Nana Visitor does again do a fantastic job of portraing that strong, yet so fragile and vulnurable woman, that suffered through so much (the “spent my whole life fighting for a lost cause” quote from the pilot comes to mind again) and wants to see justice served
Where this episode really shines is with Harris Yulin’s performance. He is very charismatic and this may have failed miserably if he didn’t manage to pull it off like he did.
I didn’t feel the ending was too light (even though I think Marritza shouldn’t have been sent back home but to Bajor). Kira does the right thing by saying “being a Cardassian isn’t enough to be killed”. Again, personal experiences play a big role here. I have been accused of being a Nazi, just because I happen to be german. Doesn’t matter that I was born in 1981, almost 40 years after WWII, I am a german and therefore I HAVE TO be a nazi… Kira’s last words describe it really well: It’s on all of us to stop the hatred. Especially in times, where some people run amok on social networks and threatening war left and right.
I’m just a layman, so obviously my perspective is limited, but does it seem farfetched to anyone else that the ABSOLUTE ONLY WAY for anyone EVER to catch Kalla-Nohra was at the Gallitep mining accident?
@@@@@ 72 / Thierafhal: it’s pure coincidence that I was reading it today, but apparently mesothelioma is almost invariably associated only with asbestos exposure – so it’s conceivable that some natural resource present only at Gallitep might produce a unique condition.

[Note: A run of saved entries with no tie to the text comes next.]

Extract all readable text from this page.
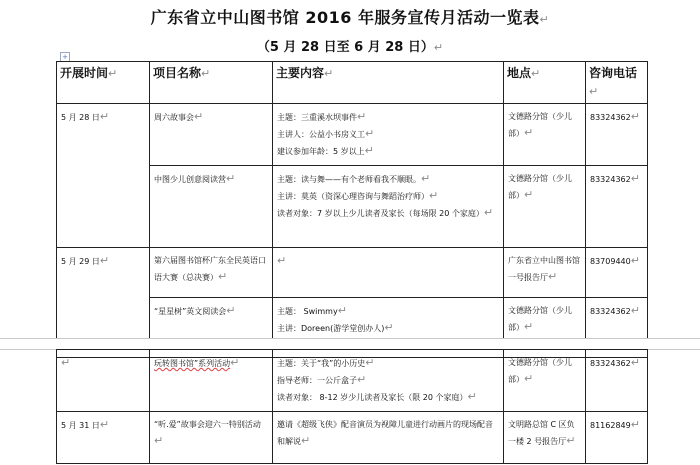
广东省立中山图书馆 2016 年服务宣传月活动一览表↵
（5 月 28 日至 6 月 28 日）↵
+
开展时间↵	项目名称↵	主要内容↵	地点↵	咨询电话↵
5 月 28 日↵	周六故事会↵	主题：三重溪水坝事件↵
主讲人：公益小书房义工↵
建议参加年龄：5 岁以上↵	文德路分馆（少儿部）↵	83324362↵
	中图少儿创意阅读营↵	主题：读与舞——有个老师看我不顺眼。↵
主讲：莫英（资深心理咨询与舞蹈治疗师）↵
读者对象：7 岁以上少儿读者及家长（每场限 20 个家庭）↵	文德路分馆（少儿部）↵	83324362↵
5 月 29 日↵	第六届图书馆杯广东全民英语口语大赛（总决赛）↵	↵	广东省立中山图书馆一号报告厅↵	83709440↵
	“星星树”英文阅读会↵	主题： Swimmy↵
主讲：Doreen(游学堂创办人)↵	文德路分馆（少儿部）↵	83324362↵
↵	玩转图书馆”系列活动↵	主题：关于“我”的小历史↵
指导老师：一公斤盒子↵
读者对象： 8-12 岁少儿读者及家长（限 20 个家庭）↵	文德路分馆（少儿部）↵	83324362↵
5 月 31 日↵	“听.爱”故事会迎六一特别活动↵	邀请《超级飞侠》配音演员为视障儿童进行动画片的现场配音和解说↵	文明路总馆 C 区负一楼 2 号报告厅↵	81162849↵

It’s a bit more surprising that it produces Kalla-Nohra equally in Bajorans and Cardassians alike, but that’s Star Trek biology for you.
@73/samfz: “It’s a bit more surprising that it produces Kalla-Nohra equally in Bajorans and Cardassians alike, but that’s Star Trek biology for you.”
That’s nothing compared to the later revelation that the two species can interbreed without artificial help. We’ve been stuck with interspecies breeding in Trek since the beginning, but I wish at least they’d limited it to species that resembled each other, and not ones as different as Bajorans and Cardassians.
I just rewatched the episode and I kept wondering – why couldn’t anybody just charge Marritza for what he actually did? Have an investigation whether, in his job, he did something that would count as aiding and abetting mass murder? He probably wouldn’t have minded, and it would have had at least partly the effect he wanted – have a Cardassian stand up and say “Yes, this happened, Cardassia did this, I have receipts. In fact I have meticulous paperwork.”
I was actually yelling at the screen when Sisko, early on, made his point about letting him go if it turned out he only was a clerk. If they had a discussion that charging a tiny cog in the machine might make more trouble with the Cardassians than he was worth, fine. If Kira, after everything, is of the opinion he should just try and put his life together, that’s her right. But don’t have Sisko act like helping to keep a death-machine going isn’t at least woth the thought of a trial.